Straight Outta Star Trek

This abstract talks about inertial mass. Actually it talks about changing inertial mass, in an isolated object (four different spacecraft, to be precise). This is something that just doesn’t happen, except in Star Trek when Q is around.

It’s the same kind of everyday magic as slowing down light and teleporting photons.

Can the flyby anomalies be explained by a modification of inertia?
The flyby anomalies are unexplained velocity increases of 3.9, 13.5, 0.1 and 1.8 mm/s observed near closest approach during the Earth flybys of the Galileo, NEAR, Cassini and Rosetta spacecraft. Here, these flybys are modelled using a theory that assumes that inertia is caused by a form of Unruh radiation, modified by a Hubble-scale Casimir effect. This theory predicts that when the craft’s accelerations relative to the galactic centre approached zero near closest approach, their inertial masses reduced for about 10^-7 s[.]
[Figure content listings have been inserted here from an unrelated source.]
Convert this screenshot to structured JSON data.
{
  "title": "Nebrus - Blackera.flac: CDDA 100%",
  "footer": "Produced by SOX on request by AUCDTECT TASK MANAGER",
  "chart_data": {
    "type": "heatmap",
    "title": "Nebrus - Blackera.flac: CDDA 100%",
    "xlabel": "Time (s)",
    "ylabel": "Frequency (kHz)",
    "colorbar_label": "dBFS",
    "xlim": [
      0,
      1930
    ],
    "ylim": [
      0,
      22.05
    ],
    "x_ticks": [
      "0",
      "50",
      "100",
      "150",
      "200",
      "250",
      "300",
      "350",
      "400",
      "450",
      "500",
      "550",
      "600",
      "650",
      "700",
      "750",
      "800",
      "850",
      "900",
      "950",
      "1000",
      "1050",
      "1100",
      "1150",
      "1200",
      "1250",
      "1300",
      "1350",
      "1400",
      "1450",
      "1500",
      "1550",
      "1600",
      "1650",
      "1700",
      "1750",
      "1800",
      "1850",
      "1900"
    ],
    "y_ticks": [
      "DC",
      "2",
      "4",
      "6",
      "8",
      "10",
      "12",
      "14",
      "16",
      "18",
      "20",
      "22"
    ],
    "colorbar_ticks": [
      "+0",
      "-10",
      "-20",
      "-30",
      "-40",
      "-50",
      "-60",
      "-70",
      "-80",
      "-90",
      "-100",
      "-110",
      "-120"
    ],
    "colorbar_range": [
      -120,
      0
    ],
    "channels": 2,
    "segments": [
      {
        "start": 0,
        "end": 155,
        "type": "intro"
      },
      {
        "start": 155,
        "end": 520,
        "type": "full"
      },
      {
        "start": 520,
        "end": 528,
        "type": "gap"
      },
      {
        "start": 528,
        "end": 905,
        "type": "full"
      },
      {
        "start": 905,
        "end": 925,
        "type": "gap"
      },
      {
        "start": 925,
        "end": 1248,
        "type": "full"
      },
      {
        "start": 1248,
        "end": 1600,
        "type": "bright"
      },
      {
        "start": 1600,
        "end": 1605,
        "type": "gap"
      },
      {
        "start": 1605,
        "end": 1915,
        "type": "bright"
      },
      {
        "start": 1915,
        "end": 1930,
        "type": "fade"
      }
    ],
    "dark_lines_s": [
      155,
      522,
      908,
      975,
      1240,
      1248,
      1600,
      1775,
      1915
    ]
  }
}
So for a tiny fraction of a second, one of the basic physical properties of Galileo, NEAR, Cassini and Rosetta all changed. The observed effect of this change what the heretofore unexplained acceleration of these spacecraft, which in the cases of the older, more distant Pioneer spacecraft, amounts to hundreds of thousands of miles.

Universe Today has a good layman’s explanation.

The Unruh effect, put simply, suggests that accelerating bodies experience a type of electromagnetic radiation. At very low acceleration, the wavelength emitted will be so large that a whole wavelength will be longer than the dimensions of the Universe (otherwise known as the Hubble Distance). Low acceleration would therefore generate waves that have no effect on the body. However, should the accelerating body (i.e. Galileo getting accelerated by Earth’s gravity during the 1990 flyby) slowly exceed an acceleration threshold, the Unruh radiation will decrease in wavelength (smaller than the Hubble Distance), causing a tiny, but measurable “boost” to its increasing velocity.

Well, this may not be the final answer, but it sure is intriguing.